Philosophy for Children (P4C) Curriculum Statement
Pupil participation and the development of oracy are integral to Ellison Primary Academy’s ethos and vision. Philosophy for Children (P4C) gives children a structured and safe opportunity to develop these skills alongside a range of others.
Our use of P4C in all classes is designed with the intent to allow all children to reach their potential; intellectually, socially, morally, emotionally and culturally.
We live in an ever-changing and often challenging modern world. P4C is a teaching methodology that helps pupils develop their critical thinking and enables them to engage with increasingly complex global issues. This will be beneficial to their mental health and wellbeing as it will provide them with a safe opportunity to explore issues that may be worrying them. When using P4C we are able to promote a forum for open dialogue in which children can ask open questions, refine arguments, explore alternatives and above all, try to understand each other.

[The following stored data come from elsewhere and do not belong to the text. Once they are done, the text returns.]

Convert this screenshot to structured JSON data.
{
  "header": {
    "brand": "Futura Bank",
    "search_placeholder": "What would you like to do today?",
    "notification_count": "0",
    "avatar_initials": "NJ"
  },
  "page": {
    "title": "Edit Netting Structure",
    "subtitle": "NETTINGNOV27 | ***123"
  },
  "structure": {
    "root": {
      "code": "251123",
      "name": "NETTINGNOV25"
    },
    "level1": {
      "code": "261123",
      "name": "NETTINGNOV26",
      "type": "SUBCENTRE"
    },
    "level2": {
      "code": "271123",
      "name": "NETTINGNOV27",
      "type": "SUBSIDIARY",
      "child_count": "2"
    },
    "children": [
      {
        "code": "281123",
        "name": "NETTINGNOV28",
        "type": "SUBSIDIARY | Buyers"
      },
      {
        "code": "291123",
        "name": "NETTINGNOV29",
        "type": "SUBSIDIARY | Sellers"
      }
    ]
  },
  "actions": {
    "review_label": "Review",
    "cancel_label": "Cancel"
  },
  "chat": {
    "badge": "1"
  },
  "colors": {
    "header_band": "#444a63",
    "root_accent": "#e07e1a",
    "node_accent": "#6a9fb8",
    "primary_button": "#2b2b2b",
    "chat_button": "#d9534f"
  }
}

Through our P4C session we intend children to be challenged to think independently in collaborative classroom communities. This will enable children to improve their reasoning ability alongside their communication skills. P4C is also a good way for children to develop their concentration skills and to boost their self-esteem by making positive contributions to discussions in a caring and supportive environment.
At Ellison Primary Academy we deliver P4C sessions based around the model endorsed by Sapere. All teaching staff have been trained to P4C level 1 standard and the P4C lead teachers have received level 2 training in order to lead the development of the subject further.
P4C sessions are taught weekly in all classes. There is one hour built in to the timetable for each class for P4C. This may be split across two 30-minute sessions, particularly in EYFS and Key Stage One or in Key Stage 2 where appropriate, for example when used as part of a cycle of enquiry where skills building sessions take place. The P4C sessions are stand-alone sessions where specific P4C skills are developed but they may link to the curriculum unit being taught at the time. In addition, many P4C skills are transferrable and are used by staff and pupils in other subject areas.
Each session follows the ’10 steps of philosophical enquiry’ model. Children are presented with a stimulus which may be a picture, video, song or poem for example. The stimulus is often chosen by the teacher but it could also be suggested by a pupil or in response to current events. They then reflect on the stimulus and identify key concepts present. From those key-concepts they will formulate philosophical questions that they would like to explore. Children will then vote on a question to discuss. This is followed by the enquiry where children are encouraged to participate in a reasoned discussion where they need to listen carefully to others and make carefully considered contributions in response. Each class follows their set of ‘ground rules’ which have been developed based on the 4Cs of thinking – caring, creative, collaborative and critical. At the end of each enquiry, children participate in a session of evaluation where they decide with the teacher how well they have developed skills and demonstrated the 4cs. This can then form a basis for the planning of the next session.
A record of enquiries including copies of children’s questions, responses and session evaluations is kept in a P4C floor book. Each class in the school has their own floor book and all children able to make contributions towards it.
The impact of including P4C in our curriculum at Ellison Primary Academy will be that children are equipped for life in an ever-changing and ever-shrinking world. It will help their spiritual, moral, social and cultural development and equip them with the tools to be active members of a diverse, yet inclusive society.
The children will be challenged to think independently and to see things from an alternative point of view therefore fostering a more reasoned approach to members of society that possess opposing views. This independent thinking and ability to reason will aid their learning across all subject areas.
Children will develop their self-esteem and be better equipped to be resilient within a modern society. They will become more reflective and able to use this to consider their own behaviour, therefore allowing for better choices in their own lives. Children will learn to encourage others whilst being able to demonstrate that they have an opposing view, remaining respectful at all times.
When children leave Ellison to move on to secondary school they will be equipped with the ability to think critically and articulate themselves confidently. They will have a sense of belonging to a community where they have been able to develop their confidence and skills to make decisions, self-evaluate, make connections and become lifelong learners.